As intellectual historian Lewis Perry details in his new book Civil Disobedience: An American Tradition, last month’s Keystone XL protest was far from the first time civil disobedience has failed to provoke its desired reaction. In 1961, the civil rights movement used civil disobedience in attempts to desegregate Albany, Ga. However, Sheriff Laurie Pritchett had read Martin Luther King, Jr.’s memoir of the Montgomery bus boycott and understood that nonviolence was especially effective when it evoked a violent response. Publicly, the sheriff met “nonviolence with nonviolence” and denied the movement much-needed media attention. Later, Pritchett even bailed King out from jail to undercut his publicity. Fortunately for the movement, there were far more Bull Connors — the infamous safety commissioner who unleashed attack dogs and fire hoses on civil rights protesters in Birmingham, Ala. — than Laurie Pritchetts.
Examining the “practice, justification, and criticism of civil disobedience in the United States,” Perry claims his work is the first to analyze the grand narrative of extralegal protest. As a sympathetic historian, he hopes illuminating the subject’s origins and history will allow readers to grapple with the profound moral, political and legal dimensions of civil disobedience.
Although Perry admits civil disobedience is “an odd and elusive concept,” he is firm to distinguish it from forms of violent resistance or less direct actions like boycotts. “We cannot understand civil disobedience,” he contends, “if we generalize it to include all forms of resistance, day-to-day or extraordinary.” Like most respected theorists of dissent, Perry concludes civil disobedience entails a commitment to nonviolence, openness, respect for the law and subjecting oneself to the legal consequences. However, he does explore the most prominent fault lines: fleeing arrest, property destruction, self-defense and coercion.
Tracing the earliest examples of disobedience, Perry argues that the tradition originated when personal conscience — informed by “religious conviction” — was challenged by the power of the state. This delicate dance resulted in a “paradoxical feeling of wanting to respect the law and institutions of civil society while being unable to acquiesce in or ignore immoralities in those laws and institutions.” As a middle ground between acquiescence and rebellion, Perry argues civil disobedience emerged as “conservative law-breaking,” which “actually intensified respect for law.” Its widespread use transformed civil disobedience into an “extension of public life,” evolving from a tactic primarily concerned with private conscience in the 19th century to one “increasingly linked to power” in the 20th century.
For students of nonviolence, Perry’s scholarship offers both familiar and unexplored examples. His accounts of the civil rights movement and 1960s student protests are excellent but well-traveled territory. Perry excels when he explores those confrontations that have evaded historians for far too long.

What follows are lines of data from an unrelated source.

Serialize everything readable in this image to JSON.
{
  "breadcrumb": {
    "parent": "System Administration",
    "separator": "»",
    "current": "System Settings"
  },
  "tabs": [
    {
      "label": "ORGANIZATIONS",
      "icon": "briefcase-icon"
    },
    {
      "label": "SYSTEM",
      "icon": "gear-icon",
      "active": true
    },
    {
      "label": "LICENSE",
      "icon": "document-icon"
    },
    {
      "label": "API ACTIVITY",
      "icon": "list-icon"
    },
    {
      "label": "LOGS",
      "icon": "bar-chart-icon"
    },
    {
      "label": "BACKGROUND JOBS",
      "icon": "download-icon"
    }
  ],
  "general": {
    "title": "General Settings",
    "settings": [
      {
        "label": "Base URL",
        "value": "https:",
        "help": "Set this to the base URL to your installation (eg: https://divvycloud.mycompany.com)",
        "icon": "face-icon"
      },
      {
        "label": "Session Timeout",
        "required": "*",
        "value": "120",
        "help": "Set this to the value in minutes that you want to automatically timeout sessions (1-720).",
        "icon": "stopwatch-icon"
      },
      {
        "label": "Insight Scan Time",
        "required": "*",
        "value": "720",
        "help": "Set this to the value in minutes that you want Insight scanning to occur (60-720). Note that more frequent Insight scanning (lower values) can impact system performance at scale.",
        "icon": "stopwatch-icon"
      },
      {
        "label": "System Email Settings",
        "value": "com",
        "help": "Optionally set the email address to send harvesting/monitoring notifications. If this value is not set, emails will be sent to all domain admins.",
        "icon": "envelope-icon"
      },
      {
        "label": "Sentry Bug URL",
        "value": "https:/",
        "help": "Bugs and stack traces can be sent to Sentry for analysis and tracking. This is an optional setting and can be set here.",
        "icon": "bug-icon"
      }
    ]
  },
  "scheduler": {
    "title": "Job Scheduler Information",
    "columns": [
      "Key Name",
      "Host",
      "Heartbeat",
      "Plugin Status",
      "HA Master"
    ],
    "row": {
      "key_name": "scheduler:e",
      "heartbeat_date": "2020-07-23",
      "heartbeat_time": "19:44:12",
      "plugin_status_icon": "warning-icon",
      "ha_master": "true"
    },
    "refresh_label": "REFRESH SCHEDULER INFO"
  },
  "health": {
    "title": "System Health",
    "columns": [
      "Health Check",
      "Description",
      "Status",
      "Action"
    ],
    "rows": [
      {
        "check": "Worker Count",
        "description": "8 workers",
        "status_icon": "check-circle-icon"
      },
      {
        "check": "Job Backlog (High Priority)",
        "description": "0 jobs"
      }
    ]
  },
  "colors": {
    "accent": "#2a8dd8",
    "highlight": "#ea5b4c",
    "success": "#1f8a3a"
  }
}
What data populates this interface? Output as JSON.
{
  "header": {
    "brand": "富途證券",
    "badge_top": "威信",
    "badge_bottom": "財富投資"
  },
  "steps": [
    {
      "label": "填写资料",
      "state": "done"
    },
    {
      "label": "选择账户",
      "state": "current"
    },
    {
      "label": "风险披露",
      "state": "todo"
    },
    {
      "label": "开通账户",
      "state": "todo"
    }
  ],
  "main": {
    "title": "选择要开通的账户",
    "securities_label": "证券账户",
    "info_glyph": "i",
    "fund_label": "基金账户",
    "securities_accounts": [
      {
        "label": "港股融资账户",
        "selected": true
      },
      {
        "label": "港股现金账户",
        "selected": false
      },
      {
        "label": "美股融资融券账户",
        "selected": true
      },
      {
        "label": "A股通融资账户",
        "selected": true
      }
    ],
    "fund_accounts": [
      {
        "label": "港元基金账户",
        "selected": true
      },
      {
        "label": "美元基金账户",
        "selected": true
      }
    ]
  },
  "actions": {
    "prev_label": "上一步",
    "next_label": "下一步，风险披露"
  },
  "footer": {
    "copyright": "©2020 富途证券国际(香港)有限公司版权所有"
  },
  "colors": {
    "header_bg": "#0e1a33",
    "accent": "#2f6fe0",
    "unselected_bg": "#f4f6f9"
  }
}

His first chapter details the case of Samuel Worcester, a missionary sent to “civilize” the Cherokee and was later arrested resisting their removal. Perry then restores the forgotten agency of black abolitionists, who straddled the line between obedience in striving for citizenship and disobedience in resisting slavery. He continues tracing the tradition through an overdue analysis of civil disobedience during the struggle for women’s suffrage and an investigation of extralegal dissent in the pro-life movement.
There is much to recommend in Perry’s scholarship, especially for active practitioners of nonviolent direct action. While Civil Disobedience offers a useful history for activists, readers should be warned it is not a quick read or one that elicits easy lessons. But broad parallels can be made — most importantly, as creativity is the lifeblood of nonviolence, thinking about past controversies can inspire activists in the present.
Perry’s scholarship affirms that nonviolent direct action has more in common with conflict than peace. Gandhi especially respected the discipline, coordination and preparation of soldiers. This lesson is quite relevant for climate justice advocates in light of evidence raised by Josh Fox’s disturbing new documentary film Gasland II. At a natural gas conference, a hidden camera reveals a fracking industry representative encouraging the use of U.S. Army counterinsurgency tactics against the populace of resisting towns. Clearly, the fossil fuel companies know the extraction of every last hydrocarbon means war. Therefore, activists must prepare to meet them on the battlefield of nonviolent conflict.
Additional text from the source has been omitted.